Another priority for me would be to foster opportunities for better communication and collaboration (a core pillar of the 2024 update) around the application of HEOR in an HTA setting. My concerns are as informed by my experience outside of and observing ICER as my time inside the organization. While the science and process of HTA has advanced over the years, at its foundation successful HTA is a conversation. Communication must be transparent, stakeholders must not only be included but should also feel that their participation is meaningful, and all parties (including the HTA organization) should be open to learning from these interactions. My time away from ICER made it clear that HTA bodies should foster new partnerships with academic and industry researchers, payers and policymakers, and most importantly, patients, so that the wider community can moved beyond testimonials on the disease experience to meaningful data collection and integration into HTA analyses.

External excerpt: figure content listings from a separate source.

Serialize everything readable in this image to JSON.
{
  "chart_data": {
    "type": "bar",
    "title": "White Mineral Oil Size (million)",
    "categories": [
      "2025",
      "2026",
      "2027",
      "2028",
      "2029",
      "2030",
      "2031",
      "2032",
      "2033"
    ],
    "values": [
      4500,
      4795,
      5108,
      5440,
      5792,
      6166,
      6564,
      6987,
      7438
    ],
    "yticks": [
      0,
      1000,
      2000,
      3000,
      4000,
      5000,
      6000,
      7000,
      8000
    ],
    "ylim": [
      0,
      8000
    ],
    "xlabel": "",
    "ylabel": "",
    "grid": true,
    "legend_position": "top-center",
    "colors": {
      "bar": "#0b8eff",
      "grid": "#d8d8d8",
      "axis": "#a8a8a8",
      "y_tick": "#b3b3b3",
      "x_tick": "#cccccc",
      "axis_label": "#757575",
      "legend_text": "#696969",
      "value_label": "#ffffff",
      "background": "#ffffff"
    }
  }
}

Health systems are struggling worldwide. Any challenges with inefficiency and waste have been compounded by workforce shortages, stagnant budgets, and antiquated systems coming out of the COVID-19 pandemic. ISPOR can play a critical role in fostering the principled application of HEOR to ensuring not only that valuable new treatments are adopted and made accessible by HTA and payers, but that systems are ready to implement these recommendations, and that additional efficiencies are realized to make headroom for innovation. ISPOR-led workshops and seminars can help bring about this necessary evolution.

If I am elected to the ISPOR Board, I will work to amplify the Society as not only the place to learn about the latest developments in HEOR, but as a living laboratory to evaluate these developments and integrate them into real-world decisions.